Citations sur L'amant de Patagonie (78)
La ville, ses commerces, sa foule effrayaient la petite sauvageonne que j’étais. C’est là que j’ai découvert combien il m’était indispensable de voir couler une source et d’y boire à la goulée, d’entendre crisser mes pas sur les feuilles sèches, de sentir le vent dévaler les collines, capturant au passage toutes les odeurs de seigle ou de bruyère. Ces sensations, banales pour les paysans, inutiles pour les citadins, me manquaient cruellement. Je n’ai jamais su la nature de ma correspondance secrète avec ces choses simples.
Nous mangeons du pain et du poisson séché que j’ai volés. C’est ma nuit de noces, sous ce couvert dérisoire, sur un lit d’herbe. Je me laisse conduire, son corps sur le mien, sa peau sur le mienne. Je ferme les yeux, j’accueille ces odeurs étranges, ces mouvements instinctifs, cette montée d’un long tremblement. C’est donc ainsi ? Je ne peux pas dire si c’est agréable. C’est autre, comme si un sixième sens m’était donné qui vient du fond du ventre. J’ai un peu mal, il gémit, un liquide tiède coule entre mes cuisses. C’est donc ainsi.
Les vieux arbres ont une lourde couverture de mousse côté sud, qui fait paraître les troncs bicolores. Elle pend en écharpes depuis les branches tordues et fait ressembler les lieux à une forêt de contes de fées, d'où quelque gnome écossais sortirait sans que l'on s'en étonne.
"Le monde est sombre, les hommes sont fous qui se guettent et se piègent quand ils devraient s'aider. Lorsqu'on est si seuls et fragiles comme ces peuples du bout du monde, on peut encore se faire la guerre !"
Je ne sais pas quoi faire. Je ne dors plus. Est-ce que ce que je ressens est de l'amour, comme dans les histoires des almanachs que je lisais en cachette chez les Mac Kay? Je ne sais pas. Cela me semble beaucoup plus puissant, étrange, indescriptible. Quel amour peut-il y avoir entre une femme blanche et un Indien?
Je suis Emily, paysanne écossaise, fille adoptive de pasteur. Je continue à me plonger dans la Patagonie, comme dans les yeux d'un amant, sans jamais arriver à sonder ce qui se cache derrière ses pupilles.
Je devrais m'en réjouis, les voyant sortir de l'âge des primitifs. Mais je vois aussi moins de fêtes, moins de chasses collectives, de plus en plus de dissensions pour une possession matérielle, moins de partage et d'hospitalité. J'avais rêvé d'une société mélangée, mais je m'aperçois que c’est impossible. Une culture remplace l'autre, lentement, inexorablement.

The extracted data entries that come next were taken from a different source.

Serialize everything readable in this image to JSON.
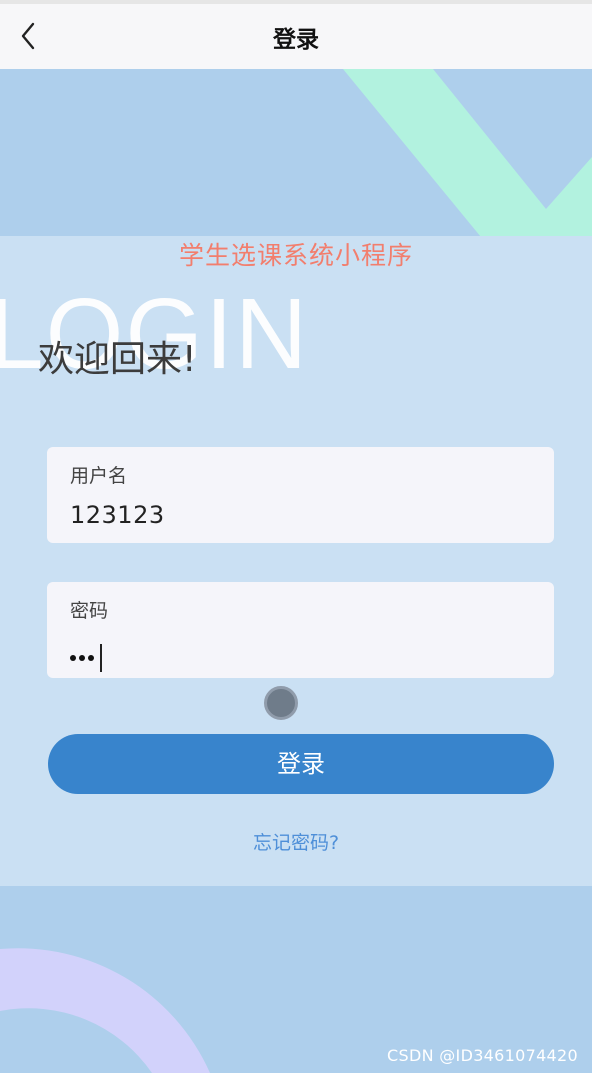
{
  "nav": {
    "title": "登录",
    "back_icon": "chevron-left-icon"
  },
  "app_title": "学生选课系统小程序",
  "background_text": "LOGIN",
  "welcome": "欢迎回来!",
  "form": {
    "username": {
      "label": "用户名",
      "value": "123123"
    },
    "password": {
      "label": "密码",
      "masked_length": 3
    }
  },
  "login_button": "登录",
  "forgot_link": "忘记密码?",
  "watermark": "CSDN @ID3461074420",
  "colors": {
    "page_bg": "#aecfec",
    "panel_bg": "#cae0f3",
    "accent_green": "#b2f2df",
    "accent_purple": "#d2d2fb",
    "button": "#3884cc",
    "app_title": "#f27e6d",
    "link": "#4e8fd8"
  }
}
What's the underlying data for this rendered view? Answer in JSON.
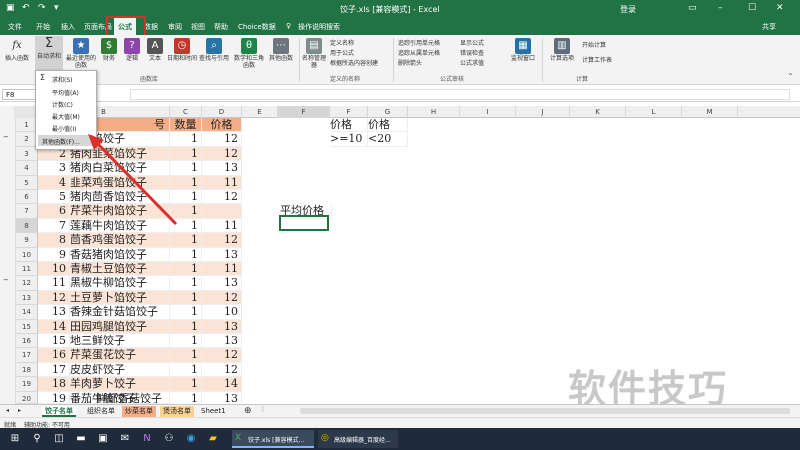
{
  "title_bar": {
    "doc_title": "饺子.xls [兼容模式] - Excel",
    "login": "登录"
  },
  "tabs": [
    "文件",
    "开始",
    "插入",
    "页面布局",
    "公式",
    "数据",
    "审阅",
    "视图",
    "帮助",
    "Choice数据",
    "操作说明搜索",
    "共享"
  ],
  "ribbon": {
    "insert_function": "插入函数",
    "autosum": "自动求和",
    "recent": "最近使用的函数",
    "financial": "财务",
    "logical": "逻辑",
    "text": "文本",
    "datetime": "日期和时间",
    "lookup": "查找与引用",
    "math": "数学和三角函数",
    "more": "其他函数",
    "library_group": "函数库",
    "name_manager": "名称管理器",
    "define_name": "定义名称",
    "use_in_formula": "用于公式",
    "create_from_sel": "根据所选内容创建",
    "names_group": "定义的名称",
    "trace_prec": "追踪引用单元格",
    "trace_dep": "追踪从属单元格",
    "remove_arrows": "删除箭头",
    "show_formulas": "显示公式",
    "error_check": "错误检查",
    "eval_formula": "公式求值",
    "audit_group": "公式审核",
    "watch": "监视窗口",
    "calc_options": "计算选项",
    "calc_now": "开始计算",
    "calc_sheet": "计算工作表",
    "calc_group": "计算"
  },
  "name_box": "F8",
  "dropdown": {
    "items": [
      "求和(S)",
      "平均值(A)",
      "计数(C)",
      "最大值(M)",
      "最小值(I)",
      "其他函数(F)..."
    ]
  },
  "columns": [
    "B",
    "C",
    "D",
    "E",
    "F",
    "G",
    "H",
    "I",
    "J",
    "K",
    "L",
    "M",
    "N"
  ],
  "rows": [
    "1",
    "2",
    "3",
    "4",
    "5",
    "6",
    "7",
    "8",
    "9",
    "10",
    "11",
    "12",
    "13",
    "14",
    "15",
    "16",
    "17",
    "18",
    "19",
    "20"
  ],
  "table": {
    "header_qty": "数量",
    "header_price": "价格",
    "header_partial": "号",
    "items": [
      {
        "no": "",
        "name": "虾仁馅饺子",
        "qty": "1",
        "price": "12"
      },
      {
        "no": "2",
        "name": "猪肉韭菜馅饺子",
        "qty": "1",
        "price": "12"
      },
      {
        "no": "3",
        "name": "猪肉白菜馅饺子",
        "qty": "1",
        "price": "13"
      },
      {
        "no": "4",
        "name": "韭菜鸡蛋馅饺子",
        "qty": "1",
        "price": "11"
      },
      {
        "no": "5",
        "name": "猪肉茴香馅饺子",
        "qty": "1",
        "price": "12"
      },
      {
        "no": "6",
        "name": "芹菜牛肉馅饺子",
        "qty": "1",
        "price": ""
      },
      {
        "no": "7",
        "name": "莲藕牛肉馅饺子",
        "qty": "1",
        "price": "11"
      },
      {
        "no": "8",
        "name": "茴香鸡蛋馅饺子",
        "qty": "1",
        "price": "12"
      },
      {
        "no": "9",
        "name": "香菇猪肉馅饺子",
        "qty": "1",
        "price": "13"
      },
      {
        "no": "10",
        "name": "青椒土豆馅饺子",
        "qty": "1",
        "price": "11"
      },
      {
        "no": "11",
        "name": "黑椒牛柳馅饺子",
        "qty": "1",
        "price": "13"
      },
      {
        "no": "12",
        "name": "土豆萝卜馅饺子",
        "qty": "1",
        "price": "12"
      },
      {
        "no": "13",
        "name": "香辣金针菇馅饺子",
        "qty": "1",
        "price": "10"
      },
      {
        "no": "14",
        "name": "田园鸡腿馅饺子",
        "qty": "1",
        "price": "13"
      },
      {
        "no": "15",
        "name": "地三鲜饺子",
        "qty": "1",
        "price": "13"
      },
      {
        "no": "16",
        "name": "芹菜蛋花饺子",
        "qty": "1",
        "price": "12"
      },
      {
        "no": "17",
        "name": "皮皮虾饺子",
        "qty": "1",
        "price": "12"
      },
      {
        "no": "18",
        "name": "羊肉萝卜饺子",
        "qty": "1",
        "price": "14"
      },
      {
        "no": "19",
        "name": "番茄牛腩饺子",
        "qty": "1",
        "price": "13"
      }
    ],
    "partial_row_name": "鲜虾香菇饺子"
  },
  "criteria": {
    "g_head": "价格",
    "h_head": "价格",
    "g_val": ">=10",
    "h_val": "<20",
    "f_label": "平均价格"
  },
  "sheet_tabs": [
    "饺子名单",
    "组织名单",
    "炒菜名单",
    "煲汤名单",
    "Sheet1"
  ],
  "status": {
    "ready": "就绪",
    "accessibility": "辅助功能: 不可用"
  },
  "taskbar": {
    "excel_label": "饺子.xls [兼容模式...",
    "chrome_label": "高级编辑器_百度经..."
  },
  "watermark": "软件技巧",
  "colors": {
    "excel_green": "#217346",
    "orange_header": "#f4ad84",
    "peach_row": "#fbe4d6",
    "highlight_red": "#d9302c"
  }
}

Les deux cabanes construites l'année dernière sont juste en retrait de la plage, derrière un îlot qui les protège du flot et du vent du glacier. Certes, ce paysage est magnifique, mais ce n'est pas exceptionnel ici. Je suis incapable de dire pourquoi il me touche tant. Force, harmonie, fragilité, ténacité, espoir, les mots qui me viennent à l'esprit ne rendent pas justice à mes sentiments. J'ai l'impression d'être enfin arrivée quelque part. Des années après l'arrachement d'une fillette à ses collines écossaises, à l'autre bout du monde, ce paysage, sans raison, me dit que je suis à bon port.
Ils ont dû quitter les crises et les pleurs de la jeunesse pour partager la peine qui ne se dit pas.
Ils sont restés immobiles jusqu'à ce que la patience leur vienne.
Ils ont travaillé jusqu'à oublier la fatigue.
Ils ont chassé, pêché, puis tout abandonné pour dépasser la faim.
Ils ont plongé dans l'eau glacée des torrents pour rire du froid.
Ils ont appris les légendes et le chant du monde secret.
Jours et nuits, jours et nuits ont passé.
Alors nous les avons accueillis dans le monde des humains.
(...)
Les Blancs ne savent pas éduquer mais seulement dresser. Ils croient que l'on peut dresser le tronc quand seul le vent lui donne sa forme et le plie pour lui apprendre à résister. L'arbre droit casse.
Je n’aurai donc jamais su choisir entre mes deux vies, ballottée par les évènements. Ma seule certitude, c’est ce pays. Il n’est plus temps de se demander pourquoi, et depuis longtemps je ne cherche plus la réponse. Comprend-on jamais les raisons d’un amour ? Il est là, indicible, inévitable. Il a été le premier coup de cœur de la jeune fille qui s’impatientait à la lisse d’un navire. Il sera, je le sais, mon dernier fragment de bonheur, au seuil du grand passage. (p. 226-227, Chapitre 21).